Financial plight of cities grows worse as stubborn shortfalls linger, survey says.

WASHINGTON - Last year was a bad year financially for American cities and this year will be worse, according to a report released yesterday by the National League of Cities.

Budget shortfalls are plaguing a growing number of cities of all sizes, prompting city officials across the country to cut city services and raise taxes and other fees, according to the report. The report, entitled "City Fiscal Conditions in 1992," is based on a survey to which 620 cities responded.

"This year's survey found, for the first time, that over half of the cities and towns could not come up with enough current revenues to cover their current expenditures," Donald Borut, executive director of the league, said at a press conference yesterday.

The survey, which has been conducted since 1984, shows that 52.4% of city officials reported their city's revenues fell short of expenditures in the year just completed.

The survey also finds that a record 53.9% proportion of city officials expect their city's revenues to fall short of expenditures at the end of 1992. In addition, nearly 80% of the respondents said they are less able this year than last year to meet their cities' financial needs.

"It's a wonder that someone was able to answer otherwise," Glenda Hood, president of the league, said at the press conference.

The report notes that "cities cannot borrow to finance projected operating deficits," and must frequently draw from their reserves, or "ending balances," that were accumulated from past years' budget surpluses.

One of the most telling statistics about the severity of the 1992 fiscal crisis is the ending balance," the report says. "Cities ending balances, which act as cushions or shock absorbers when city revenues are generated at unexpectedly low levels, are predicted to be drawn down this year in a majority of cities," it says.

The report also note that the "next fiscal year will require more fiscal policy actin by these cities, since the cushion is expected to be considerably smaller next year - or, in many cases, gone."

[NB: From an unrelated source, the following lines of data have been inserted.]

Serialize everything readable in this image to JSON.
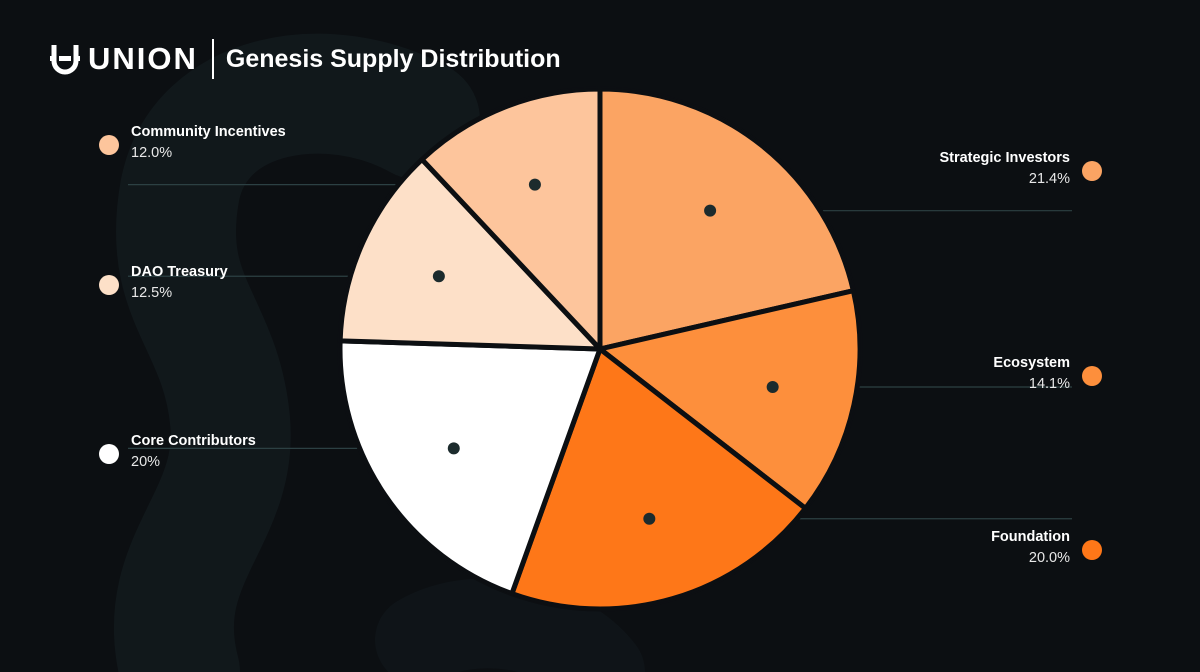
{
  "header": {
    "logo_text": "UNION",
    "title": "Genesis Supply Distribution"
  },
  "chart_data": {
    "type": "pie",
    "title": "Genesis Supply Distribution",
    "slices": [
      {
        "label": "Strategic Investors",
        "value": 21.4,
        "display": "21.4%",
        "color": "#fba463",
        "side": "right"
      },
      {
        "label": "Ecosystem",
        "value": 14.1,
        "display": "14.1%",
        "color": "#fd8f3c",
        "side": "right"
      },
      {
        "label": "Foundation",
        "value": 20.0,
        "display": "20.0%",
        "color": "#fe7718",
        "side": "right"
      },
      {
        "label": "Core Contributors",
        "value": 20,
        "display": "20%",
        "color": "#ffffff",
        "side": "left"
      },
      {
        "label": "DAO Treasury",
        "value": 12.5,
        "display": "12.5%",
        "color": "#fde0c8",
        "side": "left"
      },
      {
        "label": "Community Incentives",
        "value": 12.0,
        "display": "12.0%",
        "color": "#fdc59c",
        "side": "left"
      }
    ],
    "legend": "callouts left and right"
  },
  "colors": {
    "background": "#0c0f12",
    "separator": "#0c0f12",
    "leader_line": "#2c4043",
    "marker": "#1c2b2d"
  }
}
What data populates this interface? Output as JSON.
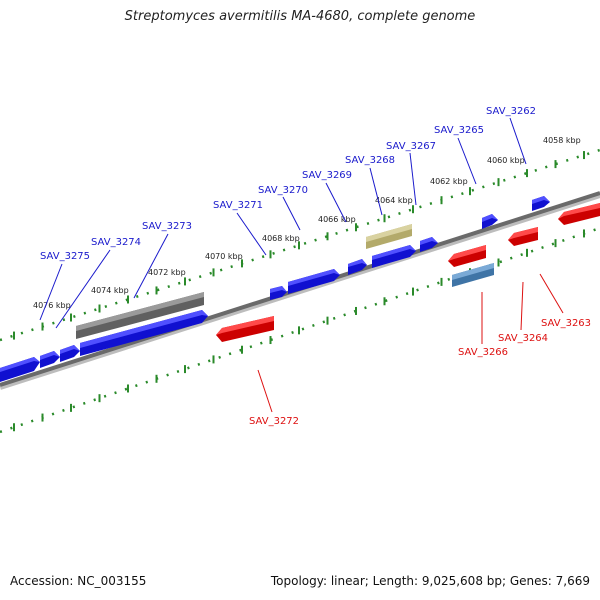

The report says the growing fiscal crisis has forced city officials to take the following actions: 73.4% of the cities surveyed slowed scheduled increases in spending; 71.5% raised taxes or fees, or imposed new ones; 61.2% reduced capital spending; 44.2% froze municipal hiring; and 39.5% reduced their work force.

"The numbers and percentages contained in this report paint a troubling picture of the fiscal condition in America's cities and towns. But numbers aren't the whole story," Ms. Hood said.

Ms. Hood, who is also city commissioner of Orlando, Fla., said the steady decline of city finances translates into a equally steady, sometimes subtle, "deterioration" of the standard of living of city residents.

Ms. Hood pointed out that minor cutbacks in public service, such as a local library reducing its hours, may not seem like big sacrifices , until they are considered together. "These are indicators that point to the direction things are taking in our communities," he said.

In addition, the report said city officials named "four predominant factors" as the primary causes of current fiscal pressures on cities. They include: the rising cost of health benefits for municipal employees, the state of local economies, infrastructure needs, and unfunded state and federal mandates.

During the press conference, Ms. Hood and Mr. Borut said the statistics from this report and the recent urban violence in Los Angeles, among other things, show that the fiscal problems of cities should be put at or near the top of the national agenda. They expressed their hopes that the upcoming presidential election will help bring the plight of the cities to the forefront.

"The National League of Cities, and local government leaders of all political points of view, have a common message to all of the candidates for national office," Ms. Hood said. "It is time for a commitment of leadership and resources to build strength and security here at home.